Broken out from T30146, which started with a narrower focus which was solved by a narrower fix.

Per notes & patches on that bug, the preg_match_all() in UtfNormal::quickIsNFCVerify uses a lot of memory for mixed ASCII/non-ASCII strings such as one finds in languages using Latin scripts with accented or other non-ASCII letters.

This results in hitting memory limits on largeish input strings, much sooner than we really ought to.

Rewriting the function so that it works through the string in chunks as it's splitting should avoid that huge memory bump, but my initial tests were too slow using preg_match and an offset, and still slowish using preg_replace_callback.

includes/normal/UtfNormalMemStress.php can be used to stress-test this.


Version: 1.18.x
Severity: enhancement

Details

Reference
bz28427

Event Timeline

bzimport raised the priority of this task from to Lowest.Nov 21 2014, 11:33 PM
bzimport set Reference to bz28427.
bzimport added a subscriber: Unknown Object (MLST).

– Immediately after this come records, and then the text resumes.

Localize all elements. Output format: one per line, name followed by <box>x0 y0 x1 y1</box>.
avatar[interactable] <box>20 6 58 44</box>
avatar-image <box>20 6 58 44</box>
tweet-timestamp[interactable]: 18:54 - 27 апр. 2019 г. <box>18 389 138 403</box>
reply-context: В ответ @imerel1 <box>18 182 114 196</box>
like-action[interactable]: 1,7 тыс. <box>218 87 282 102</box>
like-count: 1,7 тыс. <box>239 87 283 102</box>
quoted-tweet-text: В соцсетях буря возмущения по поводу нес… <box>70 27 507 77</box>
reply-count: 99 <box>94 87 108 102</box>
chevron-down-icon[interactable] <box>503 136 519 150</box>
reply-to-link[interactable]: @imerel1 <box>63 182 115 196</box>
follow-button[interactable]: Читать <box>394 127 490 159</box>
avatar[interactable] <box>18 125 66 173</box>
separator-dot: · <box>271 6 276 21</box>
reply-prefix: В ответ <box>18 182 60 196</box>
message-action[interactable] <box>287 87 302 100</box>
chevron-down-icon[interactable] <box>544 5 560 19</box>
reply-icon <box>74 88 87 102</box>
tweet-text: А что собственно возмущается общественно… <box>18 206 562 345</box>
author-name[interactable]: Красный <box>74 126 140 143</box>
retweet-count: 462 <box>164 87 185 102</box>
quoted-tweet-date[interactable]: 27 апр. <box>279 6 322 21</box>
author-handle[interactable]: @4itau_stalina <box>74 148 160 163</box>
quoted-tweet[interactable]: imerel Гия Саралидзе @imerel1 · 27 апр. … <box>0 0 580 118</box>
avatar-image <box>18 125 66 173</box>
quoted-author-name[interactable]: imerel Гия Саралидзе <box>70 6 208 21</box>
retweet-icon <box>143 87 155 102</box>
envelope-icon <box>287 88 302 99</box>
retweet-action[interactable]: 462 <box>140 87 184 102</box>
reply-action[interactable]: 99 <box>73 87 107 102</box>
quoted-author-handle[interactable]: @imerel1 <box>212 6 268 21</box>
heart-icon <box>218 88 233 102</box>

I suppose that this error is related to this bug?

PHP fatal error in
/usr/local/apache/common-local/php-1.17/includes/normal/UtfNormal.php line 285:
Allowed memory size of 125829120 bytes exhausted (tried to allocate 71 bytes)

http://fr.wikisource.org/w/index.php?title=Fichier:Port_-_Dictionnaire_historique,_g%C3%A9ographique_et_biographique_du_Maine-et-Loire,_tome_1.djvu&action=purge

This is a big file: 882 pages (85,71 Mo)

That'll be another instance of bug 28146 with the djvu text extraction; merging the fix for that to 1.17 and deployment should resolve it.

Hi veteran contributors. Is this problem still valid? Is General/Unknow its best location?

Marking as Lowest, since nobody seems to be working or planning to work on this currently.

Aklapper changed the subtype of this task from "Task" to "Feature Request".Feb 4 2022, 11:02 AM

The code still exists with the same issue, but it's extremely unlikely to cause errors in production. I don't see any such errors in Logstash.